By LINAH BENYAWA
As the quest for working abroad heightens for many skilled and semi-skilled Kenyans, only a handful know the implications of working in countries where labour laws are hardly emphasised.
Some have even ignored media reports of gross brutality toward foreign labourers in some countries and gone ahead to embark on trips abroad, expecting greener pastures only to undergo modern-day slavery.
And for Fatuma Mwatete, her story is taking a strange twist after it emerged her family cannot trace her months after she travelled to Saudi Arabia.
This worries her husband Juma Mwandodo, who fears his family will be torn apart by worries since they lost touch with Fatuma.

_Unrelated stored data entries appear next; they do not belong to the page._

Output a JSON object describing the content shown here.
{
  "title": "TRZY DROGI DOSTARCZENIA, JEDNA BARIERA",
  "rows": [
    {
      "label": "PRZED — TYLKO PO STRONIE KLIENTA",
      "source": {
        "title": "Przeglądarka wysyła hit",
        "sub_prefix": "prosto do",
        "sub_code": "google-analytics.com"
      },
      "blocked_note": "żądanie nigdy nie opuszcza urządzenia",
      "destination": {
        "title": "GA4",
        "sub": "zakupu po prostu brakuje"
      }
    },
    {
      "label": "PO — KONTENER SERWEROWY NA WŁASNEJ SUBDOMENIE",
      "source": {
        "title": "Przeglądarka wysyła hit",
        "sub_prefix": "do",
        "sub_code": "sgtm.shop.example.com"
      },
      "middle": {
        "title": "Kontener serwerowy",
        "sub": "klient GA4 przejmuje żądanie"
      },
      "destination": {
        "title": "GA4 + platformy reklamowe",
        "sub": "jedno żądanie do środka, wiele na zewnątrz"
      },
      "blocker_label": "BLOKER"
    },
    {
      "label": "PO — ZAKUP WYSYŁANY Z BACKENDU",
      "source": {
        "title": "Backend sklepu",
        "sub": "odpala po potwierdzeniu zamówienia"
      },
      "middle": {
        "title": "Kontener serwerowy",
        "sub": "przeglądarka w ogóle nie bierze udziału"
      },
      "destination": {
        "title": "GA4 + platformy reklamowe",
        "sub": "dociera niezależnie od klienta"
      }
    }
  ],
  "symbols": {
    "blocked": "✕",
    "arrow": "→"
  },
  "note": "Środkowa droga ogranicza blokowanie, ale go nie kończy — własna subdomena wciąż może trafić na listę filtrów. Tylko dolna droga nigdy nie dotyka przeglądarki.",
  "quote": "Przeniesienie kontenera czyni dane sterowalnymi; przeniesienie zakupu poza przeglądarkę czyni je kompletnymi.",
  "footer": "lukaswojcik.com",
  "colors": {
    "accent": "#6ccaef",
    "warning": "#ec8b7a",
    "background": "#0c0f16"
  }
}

Mwadodo is a troubled man and fears the worse could have happened, but still hopes she could be okay.
“The last time I spoke to my wife was on January 31. This is worrying because I don’t know what could have happened to her,” Mwandodo cries out.
Fatuma travelled to Saudi Arabia on November 24, last year, and when she reached Riyadh, she called the husband to inform him she was safe and was waiting to catch the next flight to Medina.
And after two weeks, Fatuma called her husband using her employer’s telephone to inform him she was okay though she was to work as a housemaid, which was not in the agreement letter she signed with the Kenyan agent.
“My wife was a trained nurse before she left for Saudi Arabia and that’s the kind of work her agent had promised she would be offered there. But on reaching there, she was introduced to her employer, who informed her she would be a housemaid,” he says.